- A Polícia Federal indiciou Breno Chaves Pinto, segundo suplente do senador Davi Alcolumbre, por associação criminosa, tráfico de influência e corrupção ativa, no inquérito sobre licitações do Dnit no Amapá.
- O superintendente regional do Dnit no Amapá, Marcelo Linhares, também foi indiciado, por associação criminosa, violação de sigilo funcional e fraude à licitação.
- A PF sustenta que Breno Pinto usava a proximidade com o presidente do Senado para influenciar atos de agente público e obter vantagens indevidas.
- A defesa de Breno Pinto disse que só se manifestará após ter acesso ao relatório final; o presidente Davi Alcolumbre afirmou não ter relação com a atividade empresarial do suplente.
- Em julho do ano passado, a PF deflagrou operação no Amapá para apurar fraudes no Dnit, com indícios de uso do nome do senador para desviar recursos em licitações.
A Polícia Federal indiciou Breno Chaves Pinto, segundo suplente do senador Davi Alcolumbre, por possível envolvimento em fraudes relacionadas a licitações do DNIT no Amapá. O indiciamento, divulgado pelo Estadão e confirmado por fontes da PF, envolve também Marcelo Linhares, superintendente regional do DNIT no estado.
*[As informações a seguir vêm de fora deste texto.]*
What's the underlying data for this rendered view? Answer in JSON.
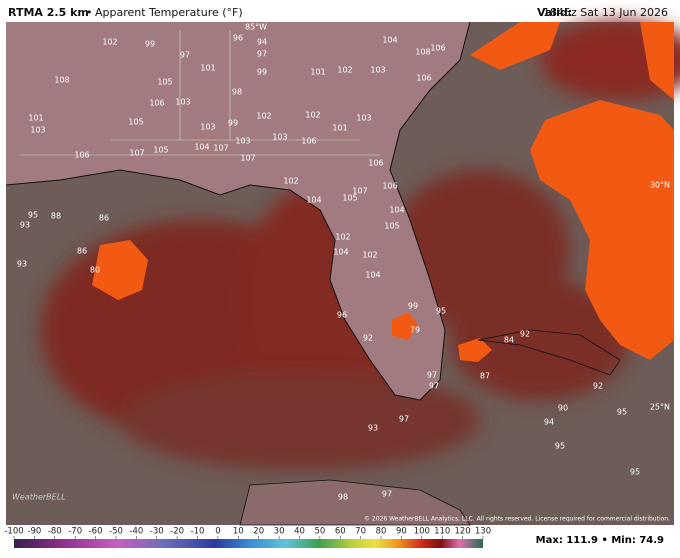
{
  "header": {
    "title": "RTMA 2.5 km",
    "subtitle": "Apparent Temperature (°F)",
    "valid_label": "Valid:",
    "valid_time": "1845z Sat 13 Jun 2026"
  },
  "map": {
    "latitude_labels": [
      "30°N",
      "25°N"
    ],
    "longitude_labels": [
      "85°W"
    ],
    "labels": [
      102,
      99,
      97,
      96,
      94,
      97,
      99,
      101,
      108,
      105,
      98,
      101,
      102,
      103,
      104,
      108,
      106,
      106,
      106,
      103,
      103,
      102,
      99,
      105,
      101,
      103,
      106,
      107,
      105,
      104,
      107,
      103,
      103,
      106,
      102,
      103,
      101,
      107,
      102,
      106,
      106,
      104,
      105,
      107,
      104,
      105,
      102,
      104,
      102,
      104,
      86,
      88,
      95,
      93,
      93,
      86,
      80,
      99,
      95,
      96,
      79,
      92,
      97,
      97,
      84,
      92,
      87,
      92,
      90,
      95,
      94,
      95,
      95,
      93,
      97,
      98,
      97
    ],
    "logo": "WeatherBELL",
    "copyright": "© 2026 WeatherBELL Analytics, LLC. All rights reserved. License required for commercial distribution."
  },
  "colorbar": {
    "ticks": [
      -100,
      -90,
      -80,
      -70,
      -60,
      -50,
      -40,
      -30,
      -20,
      -10,
      0,
      10,
      20,
      30,
      40,
      50,
      60,
      70,
      80,
      90,
      100,
      110,
      120,
      130
    ]
  },
  "footer": {
    "max_label": "Max:",
    "max": 111.9,
    "min_label": "Min:",
    "min": 74.9
  }
}
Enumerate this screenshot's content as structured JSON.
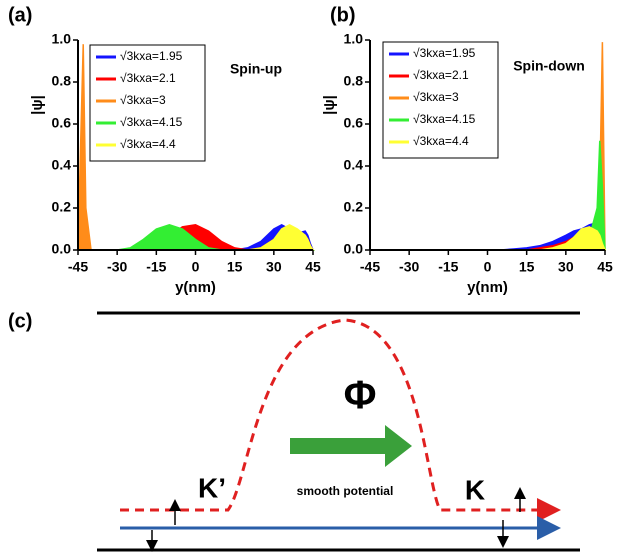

Segundo apurações, a PF identificou indícios de tráfico de influência e associação criminosa no esquema que mirava desvios em licitações do DNIT-AP. Breno Pinto teria usado a proximidade com o senador e sua relação com o dirigente do DNIT para influenciar processos de contratação.
A operação que originou a investigação foi deflagrada em julho do ano anterior, em Macapá. O inquérito aponta que o empresário agia para obter vantagens indevidas em licitações, sem que haja confirmação de participação de Alcolumbre no recebimento ou direcionamento de recursos.
A defesa de Breno Pinto informou que só se manifestará após ter acesso ao relatório final da PF. O presidente do Senado, Davi Alcolumbre, afirmou, em nota, que não mantém relação com a atividade empresarial de seu suplente. Linhares também não comentou o caso.
Com a conclusão do inquérito, a Justiça Federal do Amapá deverá encaminhar o caso ao Ministério Público Federal, que decidirá pela continuidade das investigações ou pela proposição de ação penal. A PF disponibiliza documentos que apontam diálogos entre Breno Pinto e o dirigente do DNIT, relativos a licitações.
Caso haja identificação de irregularidades, os responsáveis devem ser responsabilizados conforme a lei, conforme determinação de autoridades competentes. O Estadão informou que as investigações incluem mensagens entre o suplente e o dirigente do DNIT solicitando pressões para liberação de recursos.